After the Internet bust, some of the privacy concerns dried up, however. Net operators took greater pains to give consumers notice and choice before collecting or sharing data, and general attention shifted to an economic recession. Organizations like the Privacy Foundation, which was founded during the height of a privacy backlash, took a back seat to companies specializing in security technology following the suicide bombings of Sept. 11. Also, an air of complacency crept into some people who held the notion that an expectation of privacy was too much to ask for.
"It remains to be seen whether we're going to go back to where no one is really concerned, like in the offline world or where more restrictions are warranted, by companies in particular," Beales said in an interview.
"The digital revolution cast light on a lot of practices already going on offline...and people were asking, 'Do we want it that way?'" he said.

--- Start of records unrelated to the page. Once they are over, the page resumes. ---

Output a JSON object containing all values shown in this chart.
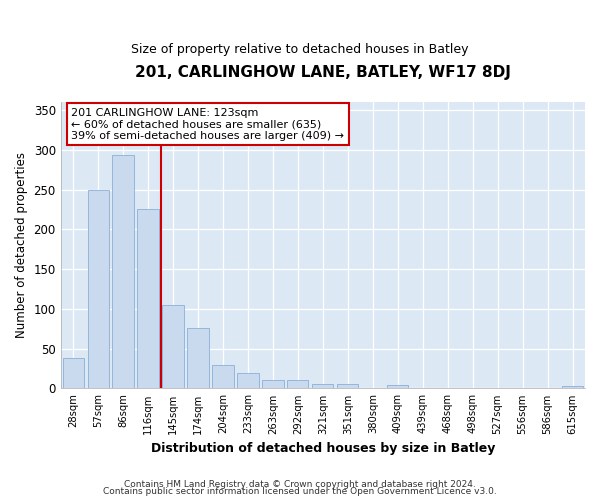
{
  "title1": "201, CARLINGHOW LANE, BATLEY, WF17 8DJ",
  "title2": "Size of property relative to detached houses in Batley",
  "xlabel": "Distribution of detached houses by size in Batley",
  "ylabel": "Number of detached properties",
  "categories": [
    "28sqm",
    "57sqm",
    "86sqm",
    "116sqm",
    "145sqm",
    "174sqm",
    "204sqm",
    "233sqm",
    "263sqm",
    "292sqm",
    "321sqm",
    "351sqm",
    "380sqm",
    "409sqm",
    "439sqm",
    "468sqm",
    "498sqm",
    "527sqm",
    "556sqm",
    "586sqm",
    "615sqm"
  ],
  "values": [
    38,
    250,
    293,
    226,
    105,
    76,
    29,
    19,
    10,
    10,
    6,
    5,
    0,
    4,
    0,
    0,
    0,
    0,
    0,
    0,
    3
  ],
  "bar_color": "#c9d9ee",
  "bar_edge_color": "#8ab0d8",
  "vline_color": "#cc0000",
  "annotation_text": "201 CARLINGHOW LANE: 123sqm\n← 60% of detached houses are smaller (635)\n39% of semi-detached houses are larger (409) →",
  "annotation_box_color": "#cc0000",
  "ylim": [
    0,
    360
  ],
  "yticks": [
    0,
    50,
    100,
    150,
    200,
    250,
    300,
    350
  ],
  "footer1": "Contains HM Land Registry data © Crown copyright and database right 2024.",
  "footer2": "Contains public sector information licensed under the Open Government Licence v3.0.",
  "fig_bg_color": "#ffffff",
  "plot_bg_color": "#dce9f5"
}
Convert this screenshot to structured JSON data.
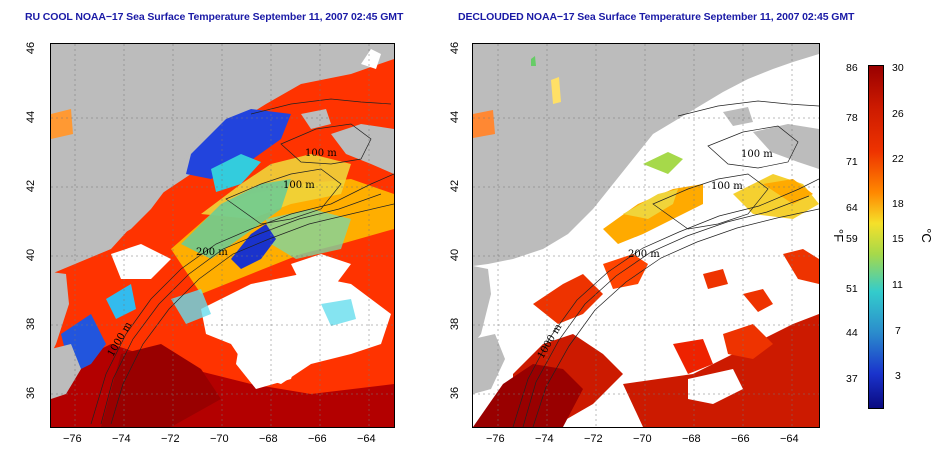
{
  "left_title": "RU COOL NOAA−17 Sea Surface Temperature September 11, 2007 02:45 GMT",
  "right_title": "DECLOUDED NOAA−17 Sea Surface Temperature September 11, 2007 02:45 GMT",
  "x_ticks": [
    "−76",
    "−74",
    "−72",
    "−70",
    "−68",
    "−66",
    "−64"
  ],
  "y_ticks": [
    "46",
    "44",
    "42",
    "40",
    "38",
    "36"
  ],
  "contours": [
    "100 m",
    "100 m",
    "200 m",
    "200 m",
    "1000 m"
  ],
  "colorbar": {
    "fahrenheit": [
      "86",
      "78",
      "71",
      "64",
      "59",
      "51",
      "44",
      "37"
    ],
    "celsius": [
      "30",
      "26",
      "22",
      "18",
      "15",
      "11",
      "7",
      "3"
    ],
    "unit_f": "°F",
    "unit_c": "°C",
    "colors": [
      "#990000",
      "#ee3300",
      "#ff8800",
      "#f5e02a",
      "#a6d94a",
      "#33cccc",
      "#2b8ccc",
      "#1a33cc",
      "#0a0a80"
    ]
  },
  "colors": {
    "land": "#bcbcbc",
    "cloud": "#ffffff",
    "title": "#1a1aa6"
  }
}
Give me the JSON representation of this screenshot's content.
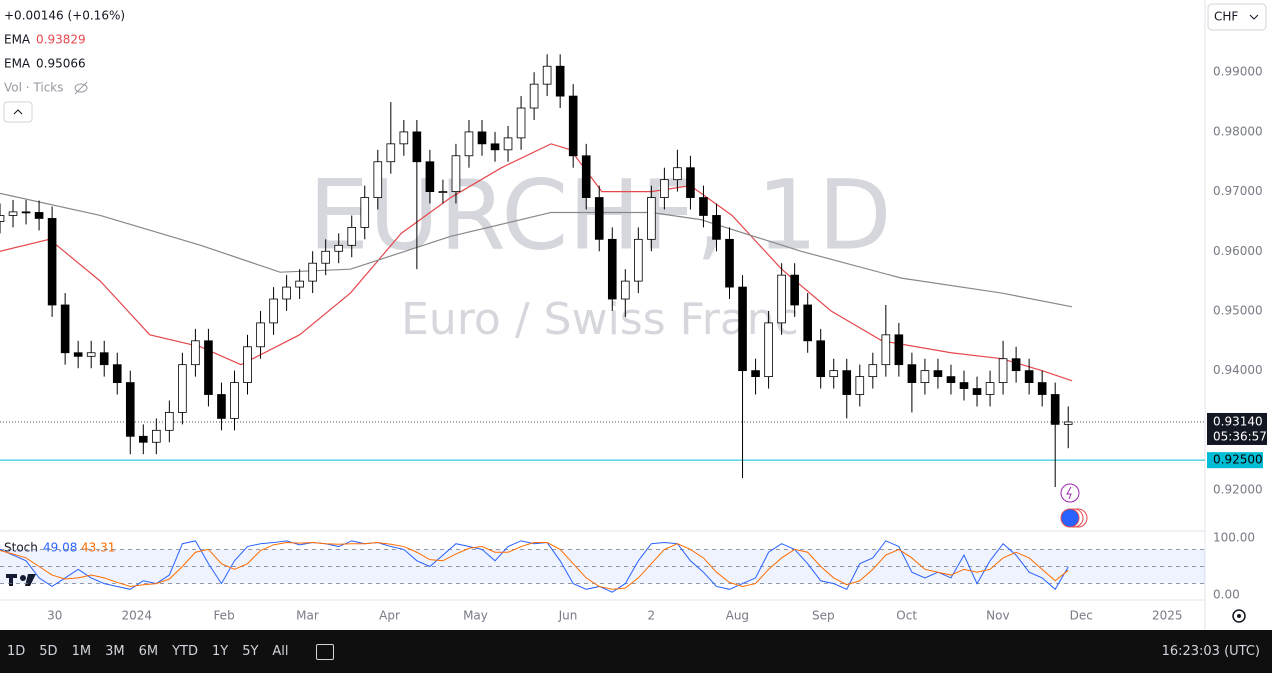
{
  "chart_data": [
    {
      "type": "candlestick",
      "symbol": "EURCHF, 1D",
      "description": "Euro / Swiss Franc",
      "change": "+0.00146 (+0.16%)",
      "currency": "CHF",
      "volume_label": "Vol · Ticks",
      "open": [
        0.965,
        0.966,
        0.9666,
        0.9665,
        0.9655,
        0.951,
        0.943,
        0.9424,
        0.943,
        0.941,
        0.938,
        0.929,
        0.928,
        0.93,
        0.933,
        0.941,
        0.945,
        0.936,
        0.932,
        0.938,
        0.944,
        0.948,
        0.952,
        0.954,
        0.955,
        0.958,
        0.96,
        0.961,
        0.964,
        0.969,
        0.975,
        0.978,
        0.98,
        0.975,
        0.97,
        0.97,
        0.976,
        0.98,
        0.978,
        0.977,
        0.979,
        0.984,
        0.988,
        0.991,
        0.986,
        0.976,
        0.969,
        0.962,
        0.952,
        0.955,
        0.962,
        0.969,
        0.972,
        0.974,
        0.969,
        0.966,
        0.962,
        0.954,
        0.94,
        0.939,
        0.948,
        0.956,
        0.951,
        0.945,
        0.939,
        0.94,
        0.936,
        0.939,
        0.941,
        0.946,
        0.941,
        0.938,
        0.94,
        0.939,
        0.938,
        0.937,
        0.936,
        0.938,
        0.942,
        0.94,
        0.938,
        0.936,
        0.931
      ],
      "high": [
        0.968,
        0.9686,
        0.9686,
        0.9685,
        0.9675,
        0.953,
        0.945,
        0.945,
        0.945,
        0.943,
        0.94,
        0.931,
        0.932,
        0.935,
        0.943,
        0.947,
        0.947,
        0.938,
        0.94,
        0.946,
        0.95,
        0.954,
        0.956,
        0.957,
        0.96,
        0.962,
        0.963,
        0.966,
        0.971,
        0.977,
        0.985,
        0.982,
        0.982,
        0.977,
        0.972,
        0.978,
        0.982,
        0.982,
        0.98,
        0.981,
        0.986,
        0.99,
        0.993,
        0.993,
        0.988,
        0.978,
        0.971,
        0.964,
        0.957,
        0.964,
        0.971,
        0.974,
        0.977,
        0.976,
        0.971,
        0.968,
        0.964,
        0.956,
        0.942,
        0.95,
        0.958,
        0.958,
        0.953,
        0.947,
        0.942,
        0.942,
        0.941,
        0.943,
        0.951,
        0.948,
        0.943,
        0.942,
        0.942,
        0.941,
        0.94,
        0.939,
        0.94,
        0.945,
        0.944,
        0.942,
        0.94,
        0.938,
        0.934
      ],
      "low": [
        0.963,
        0.964,
        0.9645,
        0.9635,
        0.949,
        0.941,
        0.9404,
        0.9404,
        0.939,
        0.936,
        0.926,
        0.926,
        0.926,
        0.928,
        0.931,
        0.939,
        0.934,
        0.93,
        0.93,
        0.936,
        0.942,
        0.946,
        0.95,
        0.952,
        0.953,
        0.956,
        0.958,
        0.959,
        0.962,
        0.967,
        0.973,
        0.976,
        0.957,
        0.968,
        0.968,
        0.968,
        0.974,
        0.976,
        0.975,
        0.975,
        0.977,
        0.982,
        0.986,
        0.984,
        0.974,
        0.967,
        0.96,
        0.95,
        0.949,
        0.953,
        0.96,
        0.967,
        0.97,
        0.967,
        0.964,
        0.96,
        0.952,
        0.922,
        0.936,
        0.937,
        0.946,
        0.949,
        0.943,
        0.937,
        0.937,
        0.932,
        0.934,
        0.937,
        0.939,
        0.939,
        0.933,
        0.936,
        0.937,
        0.936,
        0.935,
        0.934,
        0.934,
        0.936,
        0.938,
        0.936,
        0.934,
        0.9205,
        0.927
      ],
      "close": [
        0.966,
        0.9666,
        0.9665,
        0.9655,
        0.951,
        0.943,
        0.9424,
        0.943,
        0.941,
        0.938,
        0.929,
        0.928,
        0.93,
        0.933,
        0.941,
        0.945,
        0.936,
        0.932,
        0.938,
        0.944,
        0.948,
        0.952,
        0.954,
        0.955,
        0.958,
        0.96,
        0.961,
        0.964,
        0.969,
        0.975,
        0.978,
        0.98,
        0.975,
        0.97,
        0.97,
        0.976,
        0.98,
        0.978,
        0.977,
        0.979,
        0.984,
        0.988,
        0.991,
        0.986,
        0.976,
        0.969,
        0.962,
        0.952,
        0.955,
        0.962,
        0.969,
        0.972,
        0.974,
        0.969,
        0.966,
        0.962,
        0.954,
        0.94,
        0.939,
        0.948,
        0.956,
        0.951,
        0.945,
        0.939,
        0.94,
        0.936,
        0.939,
        0.941,
        0.946,
        0.941,
        0.938,
        0.94,
        0.939,
        0.938,
        0.937,
        0.936,
        0.938,
        0.942,
        0.94,
        0.938,
        0.936,
        0.931,
        0.9314
      ],
      "up_color": "#ffffff",
      "down_color": "#000000",
      "outline_color": "#000000",
      "lines": [
        {
          "name": "EMA",
          "last": 0.93829,
          "color": "#e5484d",
          "x": [
            0,
            3.8,
            7.7,
            11.5,
            15.4,
            18.5,
            23,
            26.9,
            30.8,
            34.6,
            38.5,
            42.3,
            43.8,
            46.2,
            50,
            53,
            56.2,
            60,
            63.8,
            67.7,
            73,
            76.9,
            80,
            82.3
          ],
          "values": [
            0.96,
            0.962,
            0.955,
            0.946,
            0.944,
            0.941,
            0.946,
            0.953,
            0.963,
            0.969,
            0.974,
            0.978,
            0.977,
            0.97,
            0.97,
            0.971,
            0.966,
            0.957,
            0.95,
            0.945,
            0.943,
            0.942,
            0.94,
            0.9383
          ]
        },
        {
          "name": "EMA",
          "last": 0.95066,
          "color": "#888888",
          "x": [
            0,
            7.7,
            15.4,
            21.5,
            26.9,
            34.6,
            42.3,
            50,
            53.8,
            61.5,
            69.2,
            76.9,
            82.3
          ],
          "values": [
            0.9697,
            0.966,
            0.961,
            0.9565,
            0.957,
            0.9625,
            0.9665,
            0.9665,
            0.9653,
            0.96,
            0.9555,
            0.953,
            0.9507
          ]
        }
      ],
      "last_price": {
        "value": 0.9314,
        "label": "0.93140"
      },
      "countdown": "05:36:57",
      "level": {
        "value": 0.925,
        "label": "0.92500"
      },
      "level_color": "#00bcd4",
      "xlim": [
        0,
        92.5
      ],
      "ylim": [
        0.9133,
        1.0021
      ],
      "yticks": [
        {
          "value": 0.92,
          "label": "0.92000"
        },
        {
          "value": 0.93,
          "label": "0.93000"
        },
        {
          "value": 0.94,
          "label": "0.94000"
        },
        {
          "value": 0.95,
          "label": "0.95000"
        },
        {
          "value": 0.96,
          "label": "0.96000"
        },
        {
          "value": 0.97,
          "label": "0.97000"
        },
        {
          "value": 0.98,
          "label": "0.98000"
        },
        {
          "value": 0.99,
          "label": "0.99000"
        }
      ],
      "xticks": [
        {
          "value": 4.2,
          "label": "30"
        },
        {
          "value": 10.5,
          "label": "2024"
        },
        {
          "value": 17.2,
          "label": "Feb"
        },
        {
          "value": 23.6,
          "label": "Mar"
        },
        {
          "value": 29.9,
          "label": "Apr"
        },
        {
          "value": 36.5,
          "label": "May"
        },
        {
          "value": 43.6,
          "label": "Jun"
        },
        {
          "value": 50,
          "label": "2"
        },
        {
          "value": 56.6,
          "label": "Aug"
        },
        {
          "value": 63.2,
          "label": "Sep"
        },
        {
          "value": 69.6,
          "label": "Oct"
        },
        {
          "value": 76.6,
          "label": "Nov"
        },
        {
          "value": 83,
          "label": "Dec"
        },
        {
          "value": 89.6,
          "label": "2025"
        }
      ]
    },
    {
      "type": "line",
      "name": "Stoch",
      "xlim": [
        0,
        92.5
      ],
      "ylim": [
        0,
        100
      ],
      "yticks": [
        {
          "value": 100,
          "label": "100.00"
        },
        {
          "value": 0,
          "label": "0.00"
        }
      ],
      "levels": [
        20,
        50,
        80
      ],
      "band_color": "#2962ff",
      "series": [
        {
          "name": "K",
          "color": "#2962ff",
          "last": 49.08,
          "values": [
            80,
            70,
            60,
            30,
            15,
            30,
            45,
            30,
            20,
            15,
            10,
            25,
            20,
            35,
            90,
            95,
            55,
            20,
            60,
            85,
            90,
            92,
            95,
            88,
            92,
            90,
            85,
            95,
            90,
            92,
            85,
            80,
            60,
            50,
            70,
            90,
            85,
            80,
            60,
            85,
            95,
            90,
            92,
            60,
            20,
            10,
            15,
            5,
            20,
            60,
            90,
            92,
            90,
            60,
            40,
            15,
            10,
            20,
            30,
            75,
            90,
            80,
            55,
            25,
            20,
            10,
            55,
            65,
            95,
            85,
            40,
            30,
            40,
            30,
            70,
            20,
            60,
            90,
            70,
            40,
            30,
            10,
            49.08
          ]
        },
        {
          "name": "D",
          "color": "#ff6d00",
          "last": 43.31,
          "values": [
            78,
            72,
            65,
            50,
            35,
            28,
            30,
            35,
            30,
            22,
            15,
            18,
            20,
            28,
            50,
            75,
            80,
            55,
            45,
            55,
            78,
            88,
            92,
            91,
            92,
            90,
            89,
            90,
            90,
            92,
            89,
            85,
            75,
            62,
            60,
            72,
            82,
            85,
            75,
            75,
            85,
            92,
            92,
            80,
            55,
            30,
            15,
            10,
            12,
            30,
            55,
            80,
            90,
            80,
            65,
            40,
            22,
            15,
            20,
            45,
            65,
            80,
            75,
            50,
            30,
            18,
            25,
            45,
            70,
            80,
            65,
            45,
            40,
            35,
            45,
            40,
            45,
            65,
            75,
            65,
            45,
            25,
            43.31
          ]
        }
      ]
    }
  ],
  "ui": {
    "timeframes": [
      "1D",
      "5D",
      "1M",
      "3M",
      "6M",
      "YTD",
      "1Y",
      "5Y",
      "All"
    ],
    "clock": "16:23:03 (UTC)"
  }
}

A handful of privacy-related issues have come into the spotlight of late. For example, Google's forthcoming Web-based e-mail service, Gmail, sparked criticism when it was announced because of the popular search company's plans to scan the contents of messages and deliver targeted ads based on the surveillance. Gmail's 1-gigabyte capacity to store e-mail could create a vast repository of personal correspondence that could be subject to review by police and other outsiders, detractors say.
Already the California state Senate has approved a bill that places limits on e-mail providers seeking to scan customer messages for advertising and other purposes.
The FTC also recently settled charges against music retailer Tower Records for a security breach on its Web site that exposed private consumer data in December 2002. The settlement requires Tower to establish an information security program that must be independently audited every six months.
Spam is also on the commission's list of high priorities. The FTC has brought 62 cases to date, with recent actions that have delivered criminal sentences to defendants under the country's new federal antispam law. It also recently designated new labels for pornographic commercial e-mail. Beales said the commission is already registering violations of that statute, and it plans to bring cases "soon."
Next week, the FTC will deliver its plan for the Do Not Email Registry to Congress, as designated under the federal Can-Spam Act, which went into effect in January. The 70-page report will cover the FTC's investigation of the implications of enacting, enforcing and managing the registry. Beales said the FTC has previously expressed doubts the registry could work, considering the costs and man power involved.
"This is the plan, but we're not required to adopt the plan," Beales said.